To reduce concentration risk, bring in new clients by increasing advertising or offering producer bonuses for successful prospecting. Diversify product offerings, both with existing carriers and with new ones, to reduce dependence on any one revenue source.
- Develop areas of specialty
Within an environment of diversified revenue streams, developing specialty areas can make an insurance company especially attractive to buyers. There is much value in building one or more areas of specialization – e.g., healthcare, technology, construction, hospitality, real estate or manufacturing – in an insurance firm. The key is to develop niche expertise without becoming overly dependent on one vertical.
- Broaden management and production
Agency management too heavily controlled by the owner will be a red flag to potential buyers. What will happen after the sale and after the owner leaves? Will the company culture collapse? Who will provide leadership? To avoid this issue, broaden the agency’s management team and intentionally develop leaders who can provide continuity after the sale.
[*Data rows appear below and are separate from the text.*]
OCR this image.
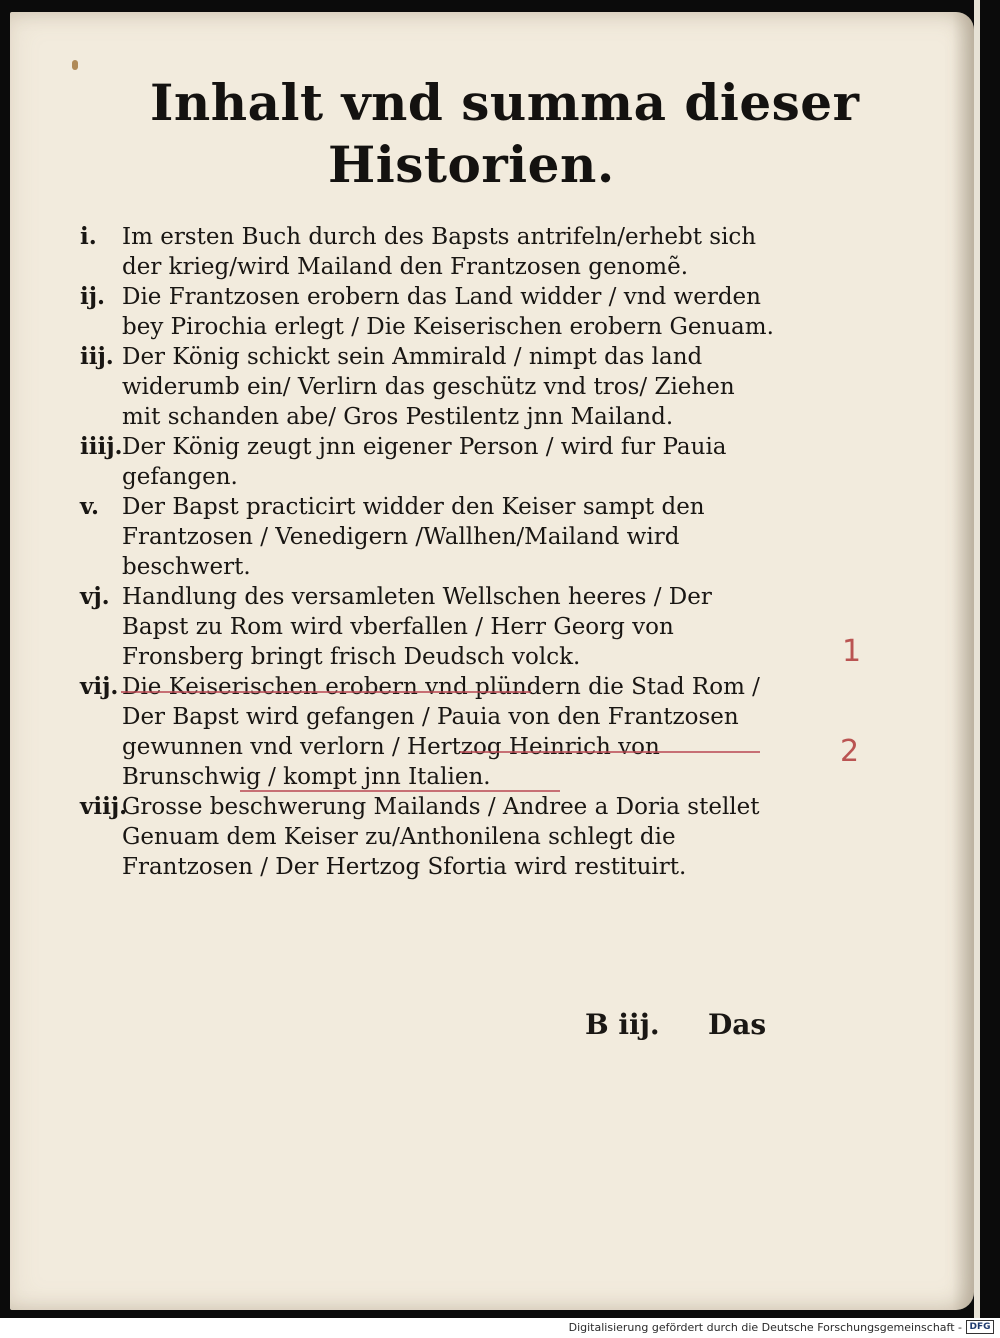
Inhalt vnd summa dieser
Historien.
i.	Im ersten Buch durch des Bapsts antrifeln/erhebt sich der krieg/wird Mailand den Frantzosen genomẽ.
ij. Die Frantzosen erobern das Land widder / vnd werden bey Pirochia erlegt / Die Keiserischen erobern Genuam.
iij. Der König schickt sein Ammirald / nimpt das land widerumb ein/ Verlirn das geschütz vnd tros/ Ziehen mit schanden abe/ Gros Pestilentz jnn Mailand.
iiij. Der König zeugt jnn eigener Person / wird fur Pauia gefangen.
v. Der Bapst practicirt widder den Keiser sampt den Frantzosen / Venedigern /Wallhen/Mailand wird beschwert.
vj. Handlung des versamleten Wellschen heeres / Der Bapst zu Rom wird vberfallen / Herr Georg von Fronsberg bringt frisch Deudsch volck.
vij. Die Keiserischen erobern vnd plündern die Stad Rom / Der Bapst wird gefangen / Pauia von den Frantzosen gewunnen vnd verlorn / Hertzog Heinrich von Brunschwig / kompt jnn Italien.
viij.
Grosse beschwerung Mailands / Andree a Doria stellet Genuam dem Keiser zu/Anthonilena schlegt die Frantzosen / Der Hertzog Sfortia wird restituirt.
1
2
B iij. Das
Digitalisierung gefördert durch die Deutsche Forschungsgemeinschaft - DFG
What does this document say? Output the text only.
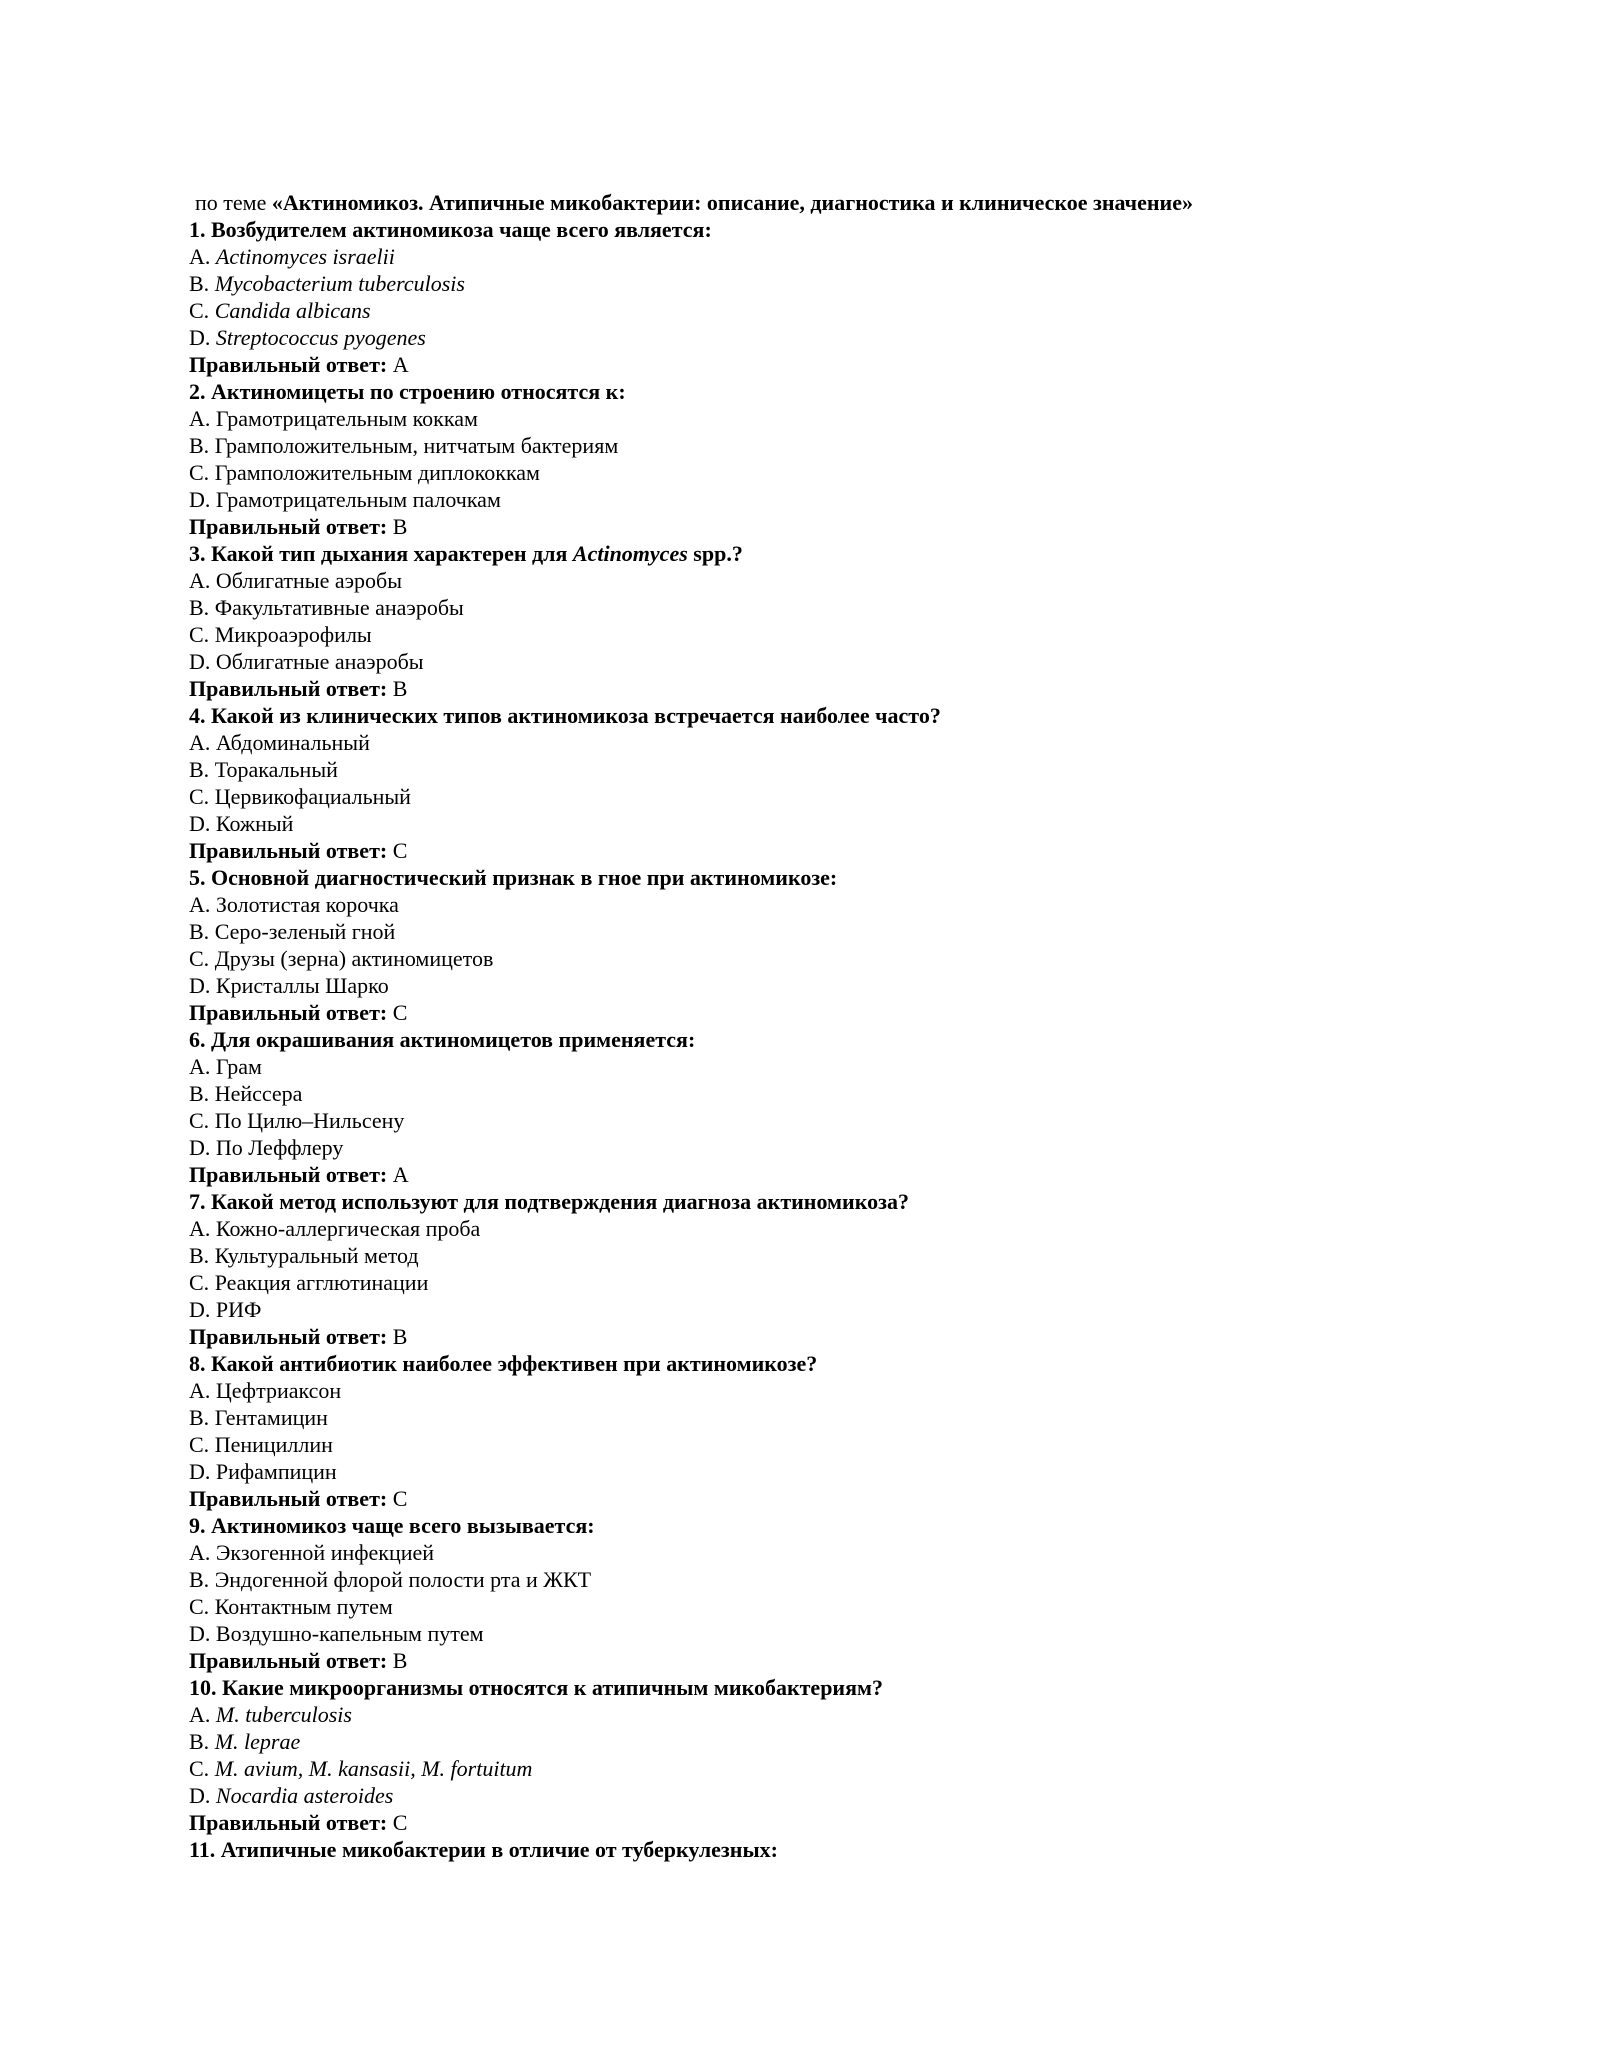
по теме «Актиномикоз. Атипичные микобактерии: описание, диагностика и клиническое значение»
1. Возбудителем актиномикоза чаще всего является:
A. Actinomyces israelii
B. Mycobacterium tuberculosis
C. Candida albicans
D. Streptococcus pyogenes
Правильный ответ: A
2. Актиномицеты по строению относятся к:
A. Грамотрицательным коккам
B. Грамположительным, нитчатым бактериям
C. Грамположительным диплококкам
D. Грамотрицательным палочкам
Правильный ответ: B
3. Какой тип дыхания характерен для Actinomyces spp.?
A. Облигатные аэробы
B. Факультативные анаэробы
C. Микроаэрофилы
D. Облигатные анаэробы
Правильный ответ: B
4. Какой из клинических типов актиномикоза встречается наиболее часто?
A. Абдоминальный
B. Торакальный
C. Цервикофациальный
D. Кожный
Правильный ответ: C
5. Основной диагностический признак в гное при актиномикозе:
A. Золотистая корочка
B. Серо-зеленый гной
C. Друзы (зерна) актиномицетов
D. Кристаллы Шарко
Правильный ответ: C
6. Для окрашивания актиномицетов применяется:
A. Грам
B. Нейссера
C. По Цилю–Нильсену
D. По Леффлеру
Правильный ответ: A
7. Какой метод используют для подтверждения диагноза актиномикоза?
A. Кожно-аллергическая проба
B. Культуральный метод
C. Реакция агглютинации
D. РИФ
Правильный ответ: B
8. Какой антибиотик наиболее эффективен при актиномикозе?
A. Цефтриаксон
B. Гентамицин
C. Пенициллин
D. Рифампицин
Правильный ответ: C
9. Актиномикоз чаще всего вызывается:
A. Экзогенной инфекцией
B. Эндогенной флорой полости рта и ЖКТ
C. Контактным путем
D. Воздушно-капельным путем
Правильный ответ: B
10. Какие микроорганизмы относятся к атипичным микобактериям?
A. M. tuberculosis
B. M. leprae
C. M. avium, M. kansasii, M. fortuitum
D. Nocardia asteroides
Правильный ответ: C
11. Атипичные микобактерии в отличие от туберкулезных:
Buyers also want to see a strong team of producers, not just one star at the top of the leader board. It’s good business to intentionally develop all the firm’s producers and create an atmosphere in which everyone wants to deliver their best. Remember that for buyers, talent = assets. Protect those assets by investing in their professional development and certifications. And don’t be afraid to pay for top talent.
- Prioritize transparent reporting
Potential buyers expect a clear picture of what they’re acquiring, and that means they need access to complete and transparent financial records. A company doesn’t need to be perfect to be a good acquisition candidate – every company has some warts. What the buyer needs is a firm understanding of the company’s financials so they can put a “why” to any blips that show up in the records.
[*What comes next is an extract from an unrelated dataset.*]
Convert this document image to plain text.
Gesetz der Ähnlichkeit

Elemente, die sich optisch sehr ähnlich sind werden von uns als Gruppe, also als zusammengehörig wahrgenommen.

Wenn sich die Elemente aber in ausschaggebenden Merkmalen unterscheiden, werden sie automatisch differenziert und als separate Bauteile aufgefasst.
It’s not unusual for a young agency or brokerage to do all its bookkeeping in-house. As the firm matures, however, it’s wise to bring in an outside accountant to provide impartial, audited financials. Many firms also employ either a full-time or fractional CFO to establish and maintain disciplined financial record-keeping. Having a history of strong financial reporting will make it easier to provide the transparent data buyers expect.
Preparing for success
McNeely recommended that owners – even those who aren’t planning to sell immediately – operate as though their business is going to be sold tomorrow. That means recruiting top talent and focusing on core business interests to build strong organic growth.
Developing niche specializations while maintaining diverse revenue streams and supporting the business with transparent record-keeping also helps make a firm attractive to a buyer. These preparations will pay off when it comes time to market and sell the agency.